I think that that was wrong. I think now you got to be Q1 of 26 and maybe even mid 26.View on YouTube
Explanation

As of November 30, 2025, it’s too early to definitively judge a prediction whose key time horizon is “until at least Q1 2026 and maybe mid‑2026,” because those dates have not yet occurred.

What has happened so far (Sept 2023 → late 2025):

  • The Fed kept the policy rate at a historically high 5.25–5.50% from July 2023 through July 2024, then only began cutting in late 2024 and 2025. As of the October 28–29, 2025 FOMC meeting, the federal funds target range is still 3.75–4.00%, well above the near‑zero regime of the 2010s. (ycharts.com)
  • Fed projections and market commentary as of late 2025 generally show rates staying in the mid‑3% range through 2026, implying policy remains tighter than the pre‑2022 norm and only gradually normalizes. (fxstreet.com)
  • Global and U.S. VC investment rebounded somewhat in 2024–2025 but remains far below the 2021 peak, heavily concentrated in a few large AI deals, with deal volume (especially smaller checks) down and investors more selective—consistent with a more capital‑constrained environment for many founders. (barrons.com)
  • IPO and exit markets in 2025 are still relatively weak by historical standards, with global IPO volumes in mid‑2025 at a nine‑year low, reinforcing that liquidity conditions for startups remain challenging. (reuters.com)

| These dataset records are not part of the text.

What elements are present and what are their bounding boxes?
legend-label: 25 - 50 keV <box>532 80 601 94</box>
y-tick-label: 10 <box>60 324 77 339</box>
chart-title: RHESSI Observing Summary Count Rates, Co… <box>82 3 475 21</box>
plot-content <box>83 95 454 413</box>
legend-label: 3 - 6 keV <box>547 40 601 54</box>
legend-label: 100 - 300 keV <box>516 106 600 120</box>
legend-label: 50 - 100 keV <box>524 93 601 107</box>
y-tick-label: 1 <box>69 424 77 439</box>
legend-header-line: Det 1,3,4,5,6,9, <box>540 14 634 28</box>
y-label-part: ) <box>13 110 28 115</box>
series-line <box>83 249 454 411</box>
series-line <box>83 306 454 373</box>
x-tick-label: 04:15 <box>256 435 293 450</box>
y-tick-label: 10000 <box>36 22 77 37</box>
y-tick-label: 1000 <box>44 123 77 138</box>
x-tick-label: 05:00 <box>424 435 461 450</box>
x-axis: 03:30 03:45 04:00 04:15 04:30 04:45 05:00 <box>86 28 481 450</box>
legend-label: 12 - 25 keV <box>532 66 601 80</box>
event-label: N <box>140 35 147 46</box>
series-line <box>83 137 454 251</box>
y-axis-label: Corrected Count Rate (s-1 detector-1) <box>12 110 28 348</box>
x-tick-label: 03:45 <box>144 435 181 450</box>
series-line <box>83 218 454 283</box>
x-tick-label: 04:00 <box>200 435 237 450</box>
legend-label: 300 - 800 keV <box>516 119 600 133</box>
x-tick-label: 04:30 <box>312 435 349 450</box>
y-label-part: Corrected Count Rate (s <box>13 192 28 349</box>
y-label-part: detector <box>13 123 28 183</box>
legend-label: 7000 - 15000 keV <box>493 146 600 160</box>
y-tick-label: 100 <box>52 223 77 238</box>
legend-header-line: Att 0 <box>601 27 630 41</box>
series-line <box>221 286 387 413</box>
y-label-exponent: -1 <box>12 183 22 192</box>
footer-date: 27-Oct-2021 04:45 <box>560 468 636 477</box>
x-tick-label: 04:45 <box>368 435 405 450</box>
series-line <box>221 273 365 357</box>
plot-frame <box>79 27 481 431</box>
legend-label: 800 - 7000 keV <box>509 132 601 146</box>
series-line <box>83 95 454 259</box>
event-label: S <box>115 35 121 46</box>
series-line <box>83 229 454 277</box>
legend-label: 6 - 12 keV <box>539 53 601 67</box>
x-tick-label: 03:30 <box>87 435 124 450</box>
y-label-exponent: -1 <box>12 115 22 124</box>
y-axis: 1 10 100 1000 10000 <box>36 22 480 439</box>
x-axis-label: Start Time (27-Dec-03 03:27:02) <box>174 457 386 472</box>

Taken together, the world between late 2023 and late 2025 has broadly matched Chamath’s description of a high‑rate, tougher‑funding environment. However, his specific claim was about that environment persisting at least through Q1 2026 and possibly to mid‑2026. Because we are still before Q1 2026, we cannot yet know whether conditions will, in fact, remain comparably tight over that full horizon. Therefore the status of the prediction must be rated inconclusive (too early) rather than clearly right or wrong.